Edges live in one dense array.

```zig
const Graph = struct {
    nodes: []Node,
    edges: []Edge,
};
```

This representation can be faster for traversal because memory is contiguous.

It is also easier to serialize.

The tradeoff is that mutation may require more careful management.

## How to Think Through a Case

Most performance improvements follow the same pattern.

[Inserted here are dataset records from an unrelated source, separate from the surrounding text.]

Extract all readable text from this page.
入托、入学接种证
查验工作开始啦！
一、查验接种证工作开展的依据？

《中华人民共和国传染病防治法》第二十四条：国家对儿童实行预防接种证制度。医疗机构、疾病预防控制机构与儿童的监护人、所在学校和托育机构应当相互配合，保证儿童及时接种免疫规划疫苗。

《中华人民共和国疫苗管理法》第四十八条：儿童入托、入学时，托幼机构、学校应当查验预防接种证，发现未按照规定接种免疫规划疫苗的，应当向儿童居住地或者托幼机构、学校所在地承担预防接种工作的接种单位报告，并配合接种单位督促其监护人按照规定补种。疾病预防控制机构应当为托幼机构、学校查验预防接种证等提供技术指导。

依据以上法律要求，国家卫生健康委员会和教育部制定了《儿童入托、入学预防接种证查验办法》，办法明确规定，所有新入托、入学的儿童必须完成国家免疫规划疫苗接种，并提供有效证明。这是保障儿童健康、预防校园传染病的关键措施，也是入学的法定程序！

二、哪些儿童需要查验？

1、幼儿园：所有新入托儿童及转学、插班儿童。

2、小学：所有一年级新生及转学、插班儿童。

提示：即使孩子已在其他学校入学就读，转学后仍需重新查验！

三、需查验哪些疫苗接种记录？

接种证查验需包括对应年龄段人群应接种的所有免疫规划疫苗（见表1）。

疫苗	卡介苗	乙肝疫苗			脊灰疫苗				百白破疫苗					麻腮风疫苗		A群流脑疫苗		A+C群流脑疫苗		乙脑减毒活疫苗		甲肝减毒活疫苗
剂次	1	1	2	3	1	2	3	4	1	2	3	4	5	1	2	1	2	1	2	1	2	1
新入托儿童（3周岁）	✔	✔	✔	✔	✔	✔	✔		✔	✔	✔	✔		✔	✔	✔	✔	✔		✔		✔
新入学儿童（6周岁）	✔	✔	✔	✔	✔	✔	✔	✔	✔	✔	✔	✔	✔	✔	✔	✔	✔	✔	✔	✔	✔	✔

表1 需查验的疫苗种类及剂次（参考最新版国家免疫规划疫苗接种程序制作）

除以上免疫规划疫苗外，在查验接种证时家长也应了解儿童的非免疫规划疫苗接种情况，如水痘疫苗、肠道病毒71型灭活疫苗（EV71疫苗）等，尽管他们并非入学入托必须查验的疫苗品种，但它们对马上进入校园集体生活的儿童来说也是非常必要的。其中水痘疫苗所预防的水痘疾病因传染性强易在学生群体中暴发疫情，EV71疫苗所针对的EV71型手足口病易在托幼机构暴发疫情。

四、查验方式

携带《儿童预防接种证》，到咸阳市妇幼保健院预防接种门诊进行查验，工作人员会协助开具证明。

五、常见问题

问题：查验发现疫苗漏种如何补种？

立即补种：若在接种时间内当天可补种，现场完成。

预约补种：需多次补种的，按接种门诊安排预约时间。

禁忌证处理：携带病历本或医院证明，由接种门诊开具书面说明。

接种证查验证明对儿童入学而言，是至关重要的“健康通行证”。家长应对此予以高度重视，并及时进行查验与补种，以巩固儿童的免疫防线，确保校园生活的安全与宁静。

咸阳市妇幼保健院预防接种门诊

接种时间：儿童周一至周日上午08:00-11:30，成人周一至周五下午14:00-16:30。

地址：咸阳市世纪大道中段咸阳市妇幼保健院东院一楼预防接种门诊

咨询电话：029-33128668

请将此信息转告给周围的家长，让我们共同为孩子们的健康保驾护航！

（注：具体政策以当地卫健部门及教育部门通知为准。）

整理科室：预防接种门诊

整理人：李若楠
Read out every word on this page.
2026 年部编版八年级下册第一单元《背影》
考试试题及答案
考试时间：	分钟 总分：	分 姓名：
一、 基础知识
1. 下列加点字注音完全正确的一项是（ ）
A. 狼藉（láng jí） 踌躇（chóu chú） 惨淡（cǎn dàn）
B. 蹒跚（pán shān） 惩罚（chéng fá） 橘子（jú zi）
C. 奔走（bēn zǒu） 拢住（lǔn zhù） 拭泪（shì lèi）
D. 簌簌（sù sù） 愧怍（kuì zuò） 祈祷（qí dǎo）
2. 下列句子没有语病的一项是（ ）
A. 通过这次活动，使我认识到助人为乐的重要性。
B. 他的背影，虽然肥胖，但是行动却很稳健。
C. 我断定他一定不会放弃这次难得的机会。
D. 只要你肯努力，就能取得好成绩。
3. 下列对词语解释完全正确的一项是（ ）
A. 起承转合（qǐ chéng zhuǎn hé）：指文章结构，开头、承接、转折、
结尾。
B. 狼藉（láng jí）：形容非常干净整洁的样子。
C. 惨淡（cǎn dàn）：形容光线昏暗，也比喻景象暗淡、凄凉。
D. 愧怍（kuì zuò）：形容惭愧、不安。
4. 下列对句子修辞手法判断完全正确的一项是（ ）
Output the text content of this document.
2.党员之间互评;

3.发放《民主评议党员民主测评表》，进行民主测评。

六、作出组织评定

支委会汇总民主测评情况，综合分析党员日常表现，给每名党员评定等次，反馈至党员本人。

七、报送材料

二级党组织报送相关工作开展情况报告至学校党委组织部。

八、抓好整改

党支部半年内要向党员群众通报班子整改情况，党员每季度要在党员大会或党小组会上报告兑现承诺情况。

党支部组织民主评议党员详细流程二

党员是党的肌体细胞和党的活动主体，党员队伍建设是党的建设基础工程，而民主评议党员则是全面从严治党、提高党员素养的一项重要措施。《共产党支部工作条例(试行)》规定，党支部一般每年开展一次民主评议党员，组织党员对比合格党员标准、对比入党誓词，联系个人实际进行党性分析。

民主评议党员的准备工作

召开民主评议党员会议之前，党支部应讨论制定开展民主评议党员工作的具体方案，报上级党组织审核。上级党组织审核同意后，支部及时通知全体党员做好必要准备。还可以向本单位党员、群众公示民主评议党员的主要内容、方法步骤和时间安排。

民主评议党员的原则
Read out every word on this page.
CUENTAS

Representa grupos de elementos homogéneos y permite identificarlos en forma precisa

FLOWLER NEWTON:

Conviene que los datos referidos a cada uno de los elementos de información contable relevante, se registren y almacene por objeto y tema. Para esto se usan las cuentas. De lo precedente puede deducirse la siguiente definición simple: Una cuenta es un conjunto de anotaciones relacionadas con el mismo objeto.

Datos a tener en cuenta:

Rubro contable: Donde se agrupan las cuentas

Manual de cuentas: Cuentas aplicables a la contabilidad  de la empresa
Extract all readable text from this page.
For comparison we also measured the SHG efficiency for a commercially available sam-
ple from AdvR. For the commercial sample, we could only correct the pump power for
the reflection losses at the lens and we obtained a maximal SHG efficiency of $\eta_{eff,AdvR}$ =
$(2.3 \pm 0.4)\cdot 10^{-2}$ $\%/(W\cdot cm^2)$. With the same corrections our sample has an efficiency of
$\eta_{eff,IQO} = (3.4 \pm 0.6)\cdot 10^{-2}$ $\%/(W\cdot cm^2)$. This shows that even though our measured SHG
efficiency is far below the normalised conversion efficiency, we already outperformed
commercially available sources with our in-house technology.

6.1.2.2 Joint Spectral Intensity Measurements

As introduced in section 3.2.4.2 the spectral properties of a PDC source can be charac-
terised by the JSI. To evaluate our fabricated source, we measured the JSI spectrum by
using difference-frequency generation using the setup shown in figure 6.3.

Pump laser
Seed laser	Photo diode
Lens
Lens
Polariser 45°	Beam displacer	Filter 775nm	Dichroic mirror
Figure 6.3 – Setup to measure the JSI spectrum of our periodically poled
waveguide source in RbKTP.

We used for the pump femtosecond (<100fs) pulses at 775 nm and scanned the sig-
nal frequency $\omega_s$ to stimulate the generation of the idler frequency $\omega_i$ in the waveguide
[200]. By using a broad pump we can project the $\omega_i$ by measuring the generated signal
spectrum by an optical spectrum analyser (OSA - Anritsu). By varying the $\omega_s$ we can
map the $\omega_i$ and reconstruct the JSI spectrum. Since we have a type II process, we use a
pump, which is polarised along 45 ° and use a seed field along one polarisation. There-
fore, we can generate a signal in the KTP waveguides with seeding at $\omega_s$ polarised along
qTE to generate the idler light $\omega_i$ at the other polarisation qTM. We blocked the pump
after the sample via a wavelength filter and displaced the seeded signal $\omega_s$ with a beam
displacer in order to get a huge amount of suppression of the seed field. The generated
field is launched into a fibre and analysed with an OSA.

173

First, identify the hot path.

Then ask what cost appears there:

| Cost | Typical Fix |
|---|---|
| Repeated allocation | Reuse buffers, reserve capacity, use arenas |
| Large copies | Use slices, pointers, or caller-provided output |
| Cache misses | Use contiguous data and compact hot fields |
| Branch misprediction | Group data or remove branches from hot loops |
| I/O overhead | Batch reads and writes |
| Runtime decisions | Move stable choices to `comptime` |

Do not apply every fix everywhere.

Apply the fix that matches the measured bottleneck.

## Final Rule

Performance is not one trick.

It is a habit of seeing cost.

In Zig, the most important costs are usually visible:

Where does memory come from?

How many times is allocation called?

Is data copied or borrowed?

Is data contiguous?

Does this branch run millions of times?

Can this decision happen at compile time?

Once you can answer those questions, Zig gives you the tools to improve the program directly.